By embracing the unpredictable imperfections of shooting with expired film and mounting the results on LED lightbox displays, Scott McFarland’s Skyleaks series transforms the run of-the-mill “cloud pic” into something beautifully jarring.

Skyleaks is a series that depicts skies captured through traditional analog means on color negative film with a 4×5 camera,” a Division Gallery statement explains. “The artist makes use of expired and defective film that has been kept for many years until a purpose was found for its use.”

Jim Campbell at Bryce Wolkowitz

Tuileries Garden, 2014, Jim Campbell, Bryce Wolkowitz, New York. Video by the author.

Jim Campbell’s Tuileries Garden is a haunting meditation on transience. A semitransparent long-exposure photo of pedestrians walking the Tuileries Garden in Paris is affixed on plexiglass while a video, captured from the same location, loops behind it.

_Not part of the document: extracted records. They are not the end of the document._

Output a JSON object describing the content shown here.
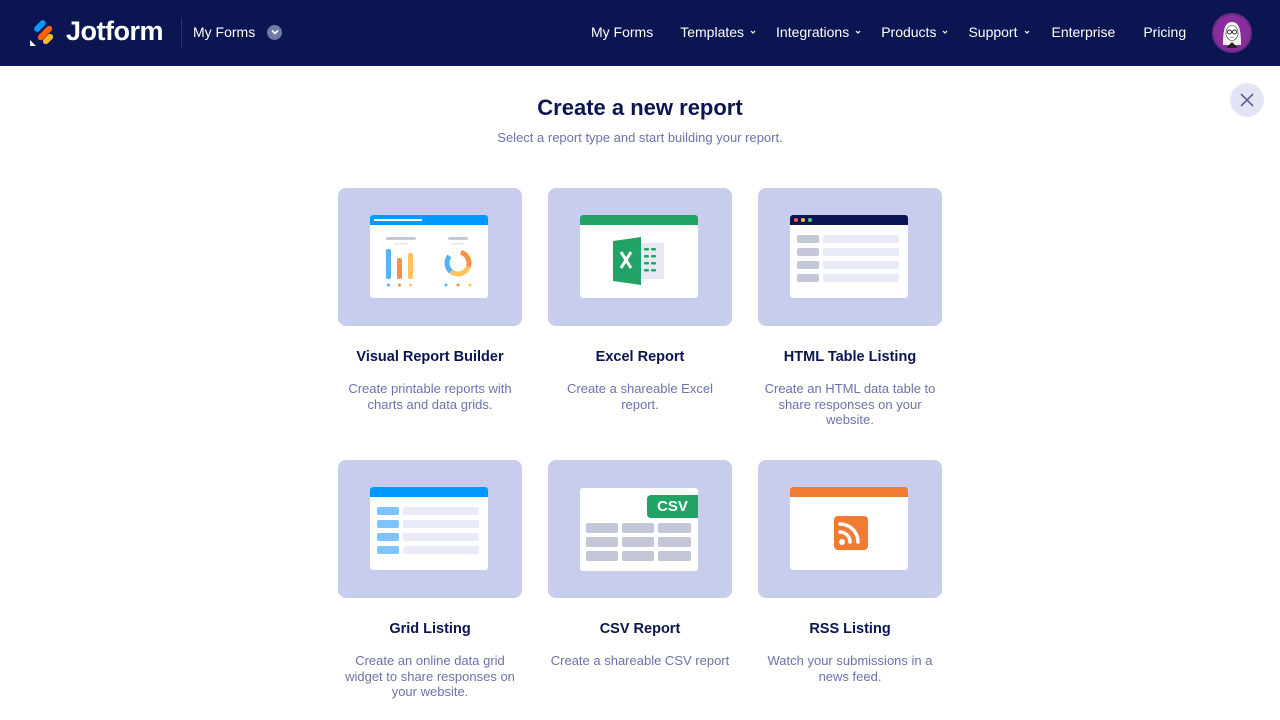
{
  "header": {
    "brand": "Jotform",
    "my_forms_dropdown": "My Forms",
    "nav": [
      {
        "label": "My Forms",
        "has_caret": false
      },
      {
        "label": "Templates",
        "has_caret": true
      },
      {
        "label": "Integrations",
        "has_caret": true
      },
      {
        "label": "Products",
        "has_caret": true
      },
      {
        "label": "Support",
        "has_caret": true
      },
      {
        "label": "Enterprise",
        "has_caret": false
      },
      {
        "label": "Pricing",
        "has_caret": false
      }
    ],
    "avatar_icon": "user-avatar"
  },
  "page": {
    "title": "Create a new report",
    "subtitle": "Select a report type and start building your report.",
    "close_icon": "close-icon"
  },
  "reports": [
    {
      "name": "Visual Report Builder",
      "description": "Create printable reports with charts and data grids.",
      "icon": "chart-dashboard-icon",
      "accent": "#0099ff"
    },
    {
      "name": "Excel Report",
      "description": "Create a shareable Excel report.",
      "icon": "excel-icon",
      "accent": "#21a366"
    },
    {
      "name": "HTML Table Listing",
      "description": "Create an HTML data table to share responses on your website.",
      "icon": "html-table-icon",
      "accent": "#0a1551"
    },
    {
      "name": "Grid Listing",
      "description": "Create an online data grid widget to share responses on your website.",
      "icon": "grid-icon",
      "accent": "#0099ff"
    },
    {
      "name": "CSV Report",
      "description": "Create a shareable CSV report",
      "icon": "csv-icon",
      "accent": "#21a366",
      "badge": "CSV"
    },
    {
      "name": "RSS Listing",
      "description": "Watch your submissions in a news feed.",
      "icon": "rss-icon",
      "accent": "#f07c33"
    }
  ],
  "colors": {
    "header_bg": "#0a1551",
    "tile_bg": "#c8cdee",
    "title": "#0a1551",
    "muted_text": "#6c73a8"
  }
}
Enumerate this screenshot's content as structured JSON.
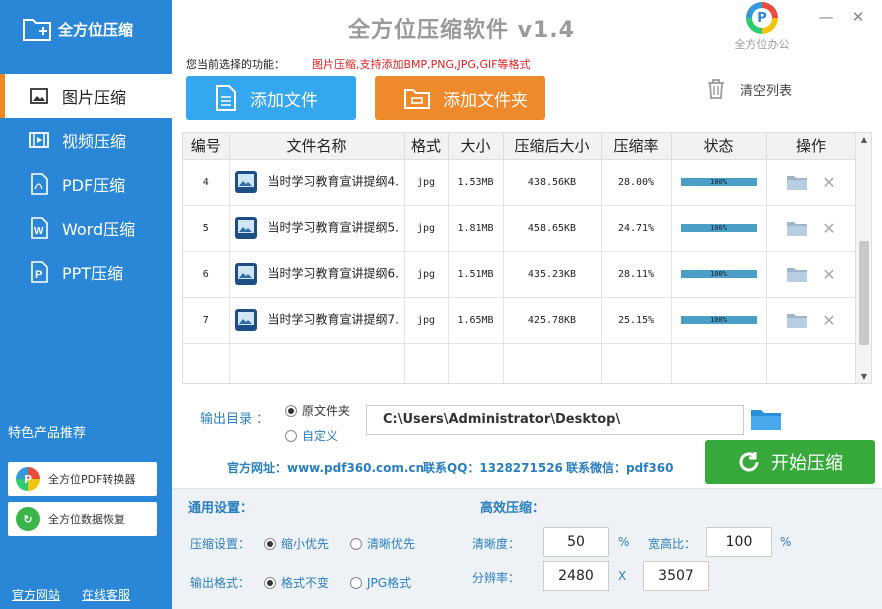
{
  "app": {
    "logo_text": "全方位压缩",
    "title": "全方位压缩软件 v1.4",
    "brand_text": "全方位办公",
    "brand_letter": "P"
  },
  "sidebar": {
    "items": [
      {
        "label": "图片压缩",
        "icon": "image-icon"
      },
      {
        "label": "视频压缩",
        "icon": "film-icon"
      },
      {
        "label": "PDF压缩",
        "icon": "pdf-icon"
      },
      {
        "label": "Word压缩",
        "icon": "word-icon"
      },
      {
        "label": "PPT压缩",
        "icon": "ppt-icon"
      }
    ],
    "promo_title": "特色产品推荐",
    "promo_buttons": [
      "全方位PDF转换器",
      "全方位数据恢复"
    ],
    "links": [
      "官方网站",
      "在线客服"
    ]
  },
  "toolbar": {
    "func_label": "您当前选择的功能：",
    "func_value": "图片压缩,支持添加BMP,PNG,JPG,GIF等格式",
    "add_file": "添加文件",
    "add_folder": "添加文件夹",
    "clear_list": "清空列表"
  },
  "table": {
    "headers": [
      "编号",
      "文件名称",
      "格式",
      "大小",
      "压缩后大小",
      "压缩率",
      "状态",
      "操作"
    ],
    "rows": [
      {
        "id": "4",
        "name": "当时学习教育宣讲提纲4.",
        "format": "jpg",
        "size": "1.53MB",
        "compressed": "438.56KB",
        "ratio": "28.00%",
        "progress": "100%"
      },
      {
        "id": "5",
        "name": "当时学习教育宣讲提纲5.",
        "format": "jpg",
        "size": "1.81MB",
        "compressed": "458.65KB",
        "ratio": "24.71%",
        "progress": "100%"
      },
      {
        "id": "6",
        "name": "当时学习教育宣讲提纲6.",
        "format": "jpg",
        "size": "1.51MB",
        "compressed": "435.23KB",
        "ratio": "28.11%",
        "progress": "100%"
      },
      {
        "id": "7",
        "name": "当时学习教育宣讲提纲7.",
        "format": "jpg",
        "size": "1.65MB",
        "compressed": "425.78KB",
        "ratio": "25.15%",
        "progress": "100%"
      }
    ]
  },
  "output": {
    "label": "输出目录 ：",
    "option_original": "原文件夹",
    "option_custom": "自定义",
    "path": "C:\\Users\\Administrator\\Desktop\\"
  },
  "contact": {
    "website": "官方网址：www.pdf360.com.cn",
    "qq": "联系QQ：1328271526",
    "wechat": "联系微信：pdf360"
  },
  "start_button": "开始压缩",
  "settings": {
    "general_title": "通用设置：",
    "compress_label": "压缩设置：",
    "compress_small": "缩小优先",
    "compress_clear": "清晰优先",
    "format_label": "输出格式：",
    "format_keep": "格式不变",
    "format_jpg": "JPG格式",
    "efficient_title": "高效压缩：",
    "clarity_label": "清晰度：",
    "clarity_value": "50",
    "percent": "%",
    "aspect_label": "宽高比：",
    "aspect_value": "100",
    "resolution_label": "分辨率：",
    "res_width": "2480",
    "res_x": "X",
    "res_height": "3507"
  }
}
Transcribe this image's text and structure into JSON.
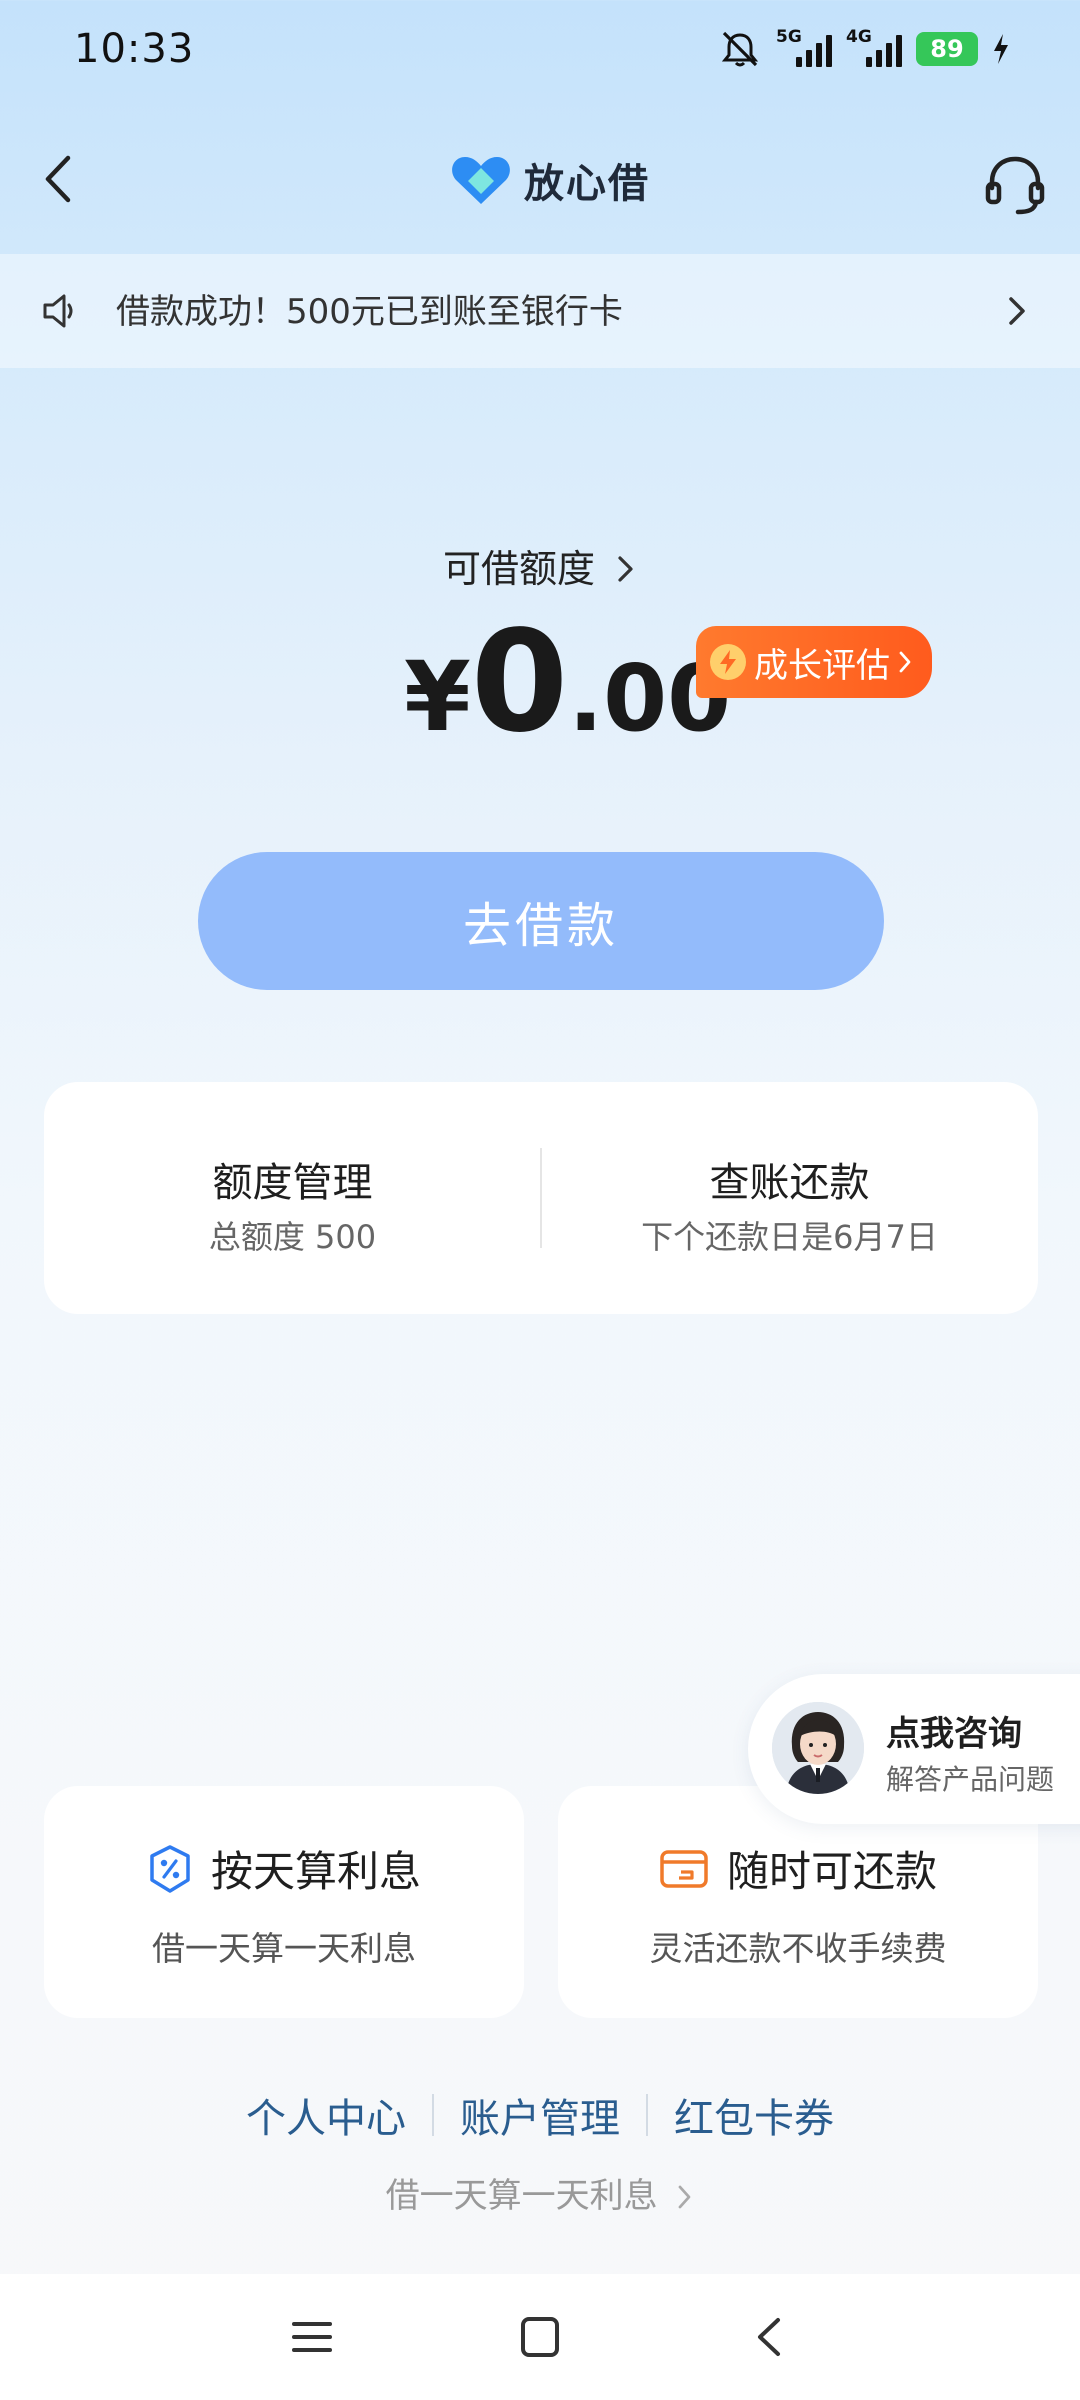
{
  "status_bar": {
    "time": "10:33",
    "network_1": "5G",
    "network_2": "4G",
    "battery": "89",
    "icons": [
      "mute-icon",
      "signal-icon",
      "battery-icon",
      "charging-icon"
    ]
  },
  "header": {
    "brand": "放心借",
    "icons": [
      "back-arrow-icon",
      "brand-logo-icon",
      "headset-icon"
    ]
  },
  "notice": {
    "text": "借款成功！500元已到账至银行卡",
    "icons": [
      "speaker-icon",
      "chevron-right-icon"
    ]
  },
  "credit": {
    "label": "可借额度",
    "currency": "¥",
    "integer": "0",
    "decimal": ".00",
    "growth_badge": "成长评估"
  },
  "borrow_button": "去借款",
  "manage_card": {
    "left_title": "额度管理",
    "left_sub": "总额度 500",
    "right_title": "查账还款",
    "right_sub": "下个还款日是6月7日"
  },
  "consult": {
    "title": "点我咨询",
    "subtitle": "解答产品问题"
  },
  "features": [
    {
      "title": "按天算利息",
      "subtitle": "借一天算一天利息",
      "icon": "percent-shield-icon"
    },
    {
      "title": "随时可还款",
      "subtitle": "灵活还款不收手续费",
      "icon": "wallet-icon"
    }
  ],
  "links": [
    "个人中心",
    "账户管理",
    "红包卡券"
  ],
  "tagline": "借一天算一天利息",
  "colors": {
    "primary_button": "#93bbfb",
    "growth_badge": "#ff6a24",
    "link": "#2a5d8f",
    "battery": "#35c759"
  }
}
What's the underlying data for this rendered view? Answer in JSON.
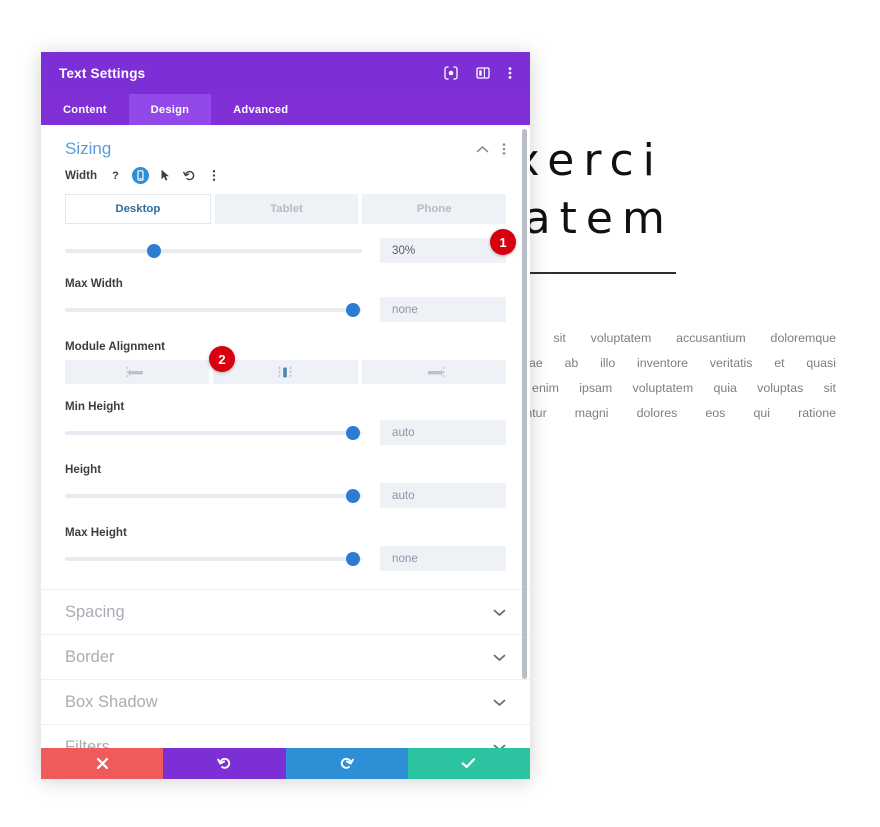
{
  "panel": {
    "title": "Text Settings",
    "header_icons": [
      {
        "name": "focus-target-icon",
        "glyph": "target"
      },
      {
        "name": "panel-layout-icon",
        "glyph": "layout"
      },
      {
        "name": "more-options-icon",
        "glyph": "dots"
      }
    ],
    "tabs": [
      {
        "label": "Content",
        "active": false
      },
      {
        "label": "Design",
        "active": true
      },
      {
        "label": "Advanced",
        "active": false
      }
    ],
    "section": {
      "title": "Sizing",
      "collapse_icon": "chevron-up-icon",
      "more_icon": "more-options-icon"
    },
    "width": {
      "label": "Width",
      "icons": [
        {
          "name": "help-icon",
          "glyph": "?"
        },
        {
          "name": "responsive-device-icon",
          "glyph": "device"
        },
        {
          "name": "hover-cursor-icon",
          "glyph": "cursor"
        },
        {
          "name": "reset-icon",
          "glyph": "undo"
        },
        {
          "name": "more-options-icon",
          "glyph": "dots"
        }
      ],
      "devices": [
        {
          "label": "Desktop",
          "active": true
        },
        {
          "label": "Tablet",
          "active": false
        },
        {
          "label": "Phone",
          "active": false
        }
      ],
      "slider_percent": 30,
      "value": "30%"
    },
    "max_width": {
      "label": "Max Width",
      "slider_percent": 97,
      "value": "",
      "placeholder": "none"
    },
    "module_alignment": {
      "label": "Module Alignment",
      "options": [
        {
          "name": "align-left-icon",
          "active": false
        },
        {
          "name": "align-center-icon",
          "active": true
        },
        {
          "name": "align-right-icon",
          "active": false
        }
      ]
    },
    "min_height": {
      "label": "Min Height",
      "slider_percent": 97,
      "value": "",
      "placeholder": "auto"
    },
    "height": {
      "label": "Height",
      "slider_percent": 97,
      "value": "",
      "placeholder": "auto"
    },
    "max_height": {
      "label": "Max Height",
      "slider_percent": 97,
      "value": "",
      "placeholder": "none"
    },
    "collapsed_sections": [
      {
        "label": "Spacing"
      },
      {
        "label": "Border"
      },
      {
        "label": "Box Shadow"
      },
      {
        "label": "Filters"
      }
    ],
    "actions": [
      {
        "name": "cancel-button",
        "icon": "close-icon",
        "color": "#ef5a5a"
      },
      {
        "name": "undo-button",
        "icon": "undo-icon",
        "color": "#7b2fd4"
      },
      {
        "name": "redo-button",
        "icon": "redo-icon",
        "color": "#2d8fd5"
      },
      {
        "name": "save-button",
        "icon": "check-icon",
        "color": "#2cc4a0"
      }
    ]
  },
  "page": {
    "heading_line1": "ud  Exerci",
    "heading_line2": "ocritatem",
    "body_lines": [
      "s iste natus error sit voluptatem accusantium doloremque",
      "am, eaque ipsa quae ab illo inventore veritatis et quasi",
      "nt explicabo. Nemo enim ipsam voluptatem quia voluptas sit",
      "sed quia consequuntur magni dolores eos qui ratione"
    ]
  },
  "callouts": [
    {
      "number": "1"
    },
    {
      "number": "2"
    }
  ],
  "colors": {
    "header_purple": "#7b2fd4",
    "tab_purple": "#8130d8",
    "tab_active_purple": "#9348e8",
    "accent_blue": "#2d7cd4",
    "section_title_blue": "#5b9dd9",
    "badge_red": "#d8000f",
    "save_green": "#2cc4a0"
  }
}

“The people are mere shadows, darkening the scene for moments before passing from view. The most minimal of cues here make it possible to recognize these ghosts as figures in motion. They are at once there and not there, inhabiting the border zone between presence and absence,” a Bryce Wolkowitz representative tells The Creators Project.

Alejandro Guijarro at Tristan Hoare

Installation view of Momentum series, 2012, Alejandro Guijarro, Tristan Hoare, London. Image by the author.

For his Momentum series, Alejandro Guijarro photographs the chalkboards of “the greatest quantum mechanics institutions in the world… bridging the gap between science and art,” a statement from Tristan Hoare describes. Removed from the context of the classroom, the closely cropped boards transform astonishingly well from educational tools into beautiful abstractions of pastel swirls and linework.

Phenomena Collective at East Wing

Alien truck stop, 2015, Courtesy of Phenomena Collective, East Wing, Dubai

Tobias Selnaes Markussen, Sara Brincher Galbiati, and Peter Helles Eriksen formed Phenomena Collective, now represented by East Wing, “to get away from the ego of the photographer,” Markussen tells The Creators Project. After discovering a massive trove of UFO magazines belonging to Eriksen’s uncle in 2010, the friends decided to embark on the project of documenting pockets of UFO culture in the American Southwest, Eriksen explains. The project birthed a captivating collection of photos, gathered in an anthropologic style. The dreamy images are soaked in narrative, each one with its own story, the story of “an alternative religion, where neither God nor mankind is at the center of the universe,” the collective says.

“I think we all have that fascination or curiosity when it comes to unexplainable things,” says Markussen. “It was as if [the subjects] were missing a story—like a serious, thorough look at the UFO phenomenon. We wanted to do that—give the believers the benefit of the doubt.” The Denmark-based photographers’ photo documentation of the believers is now compiled in a book.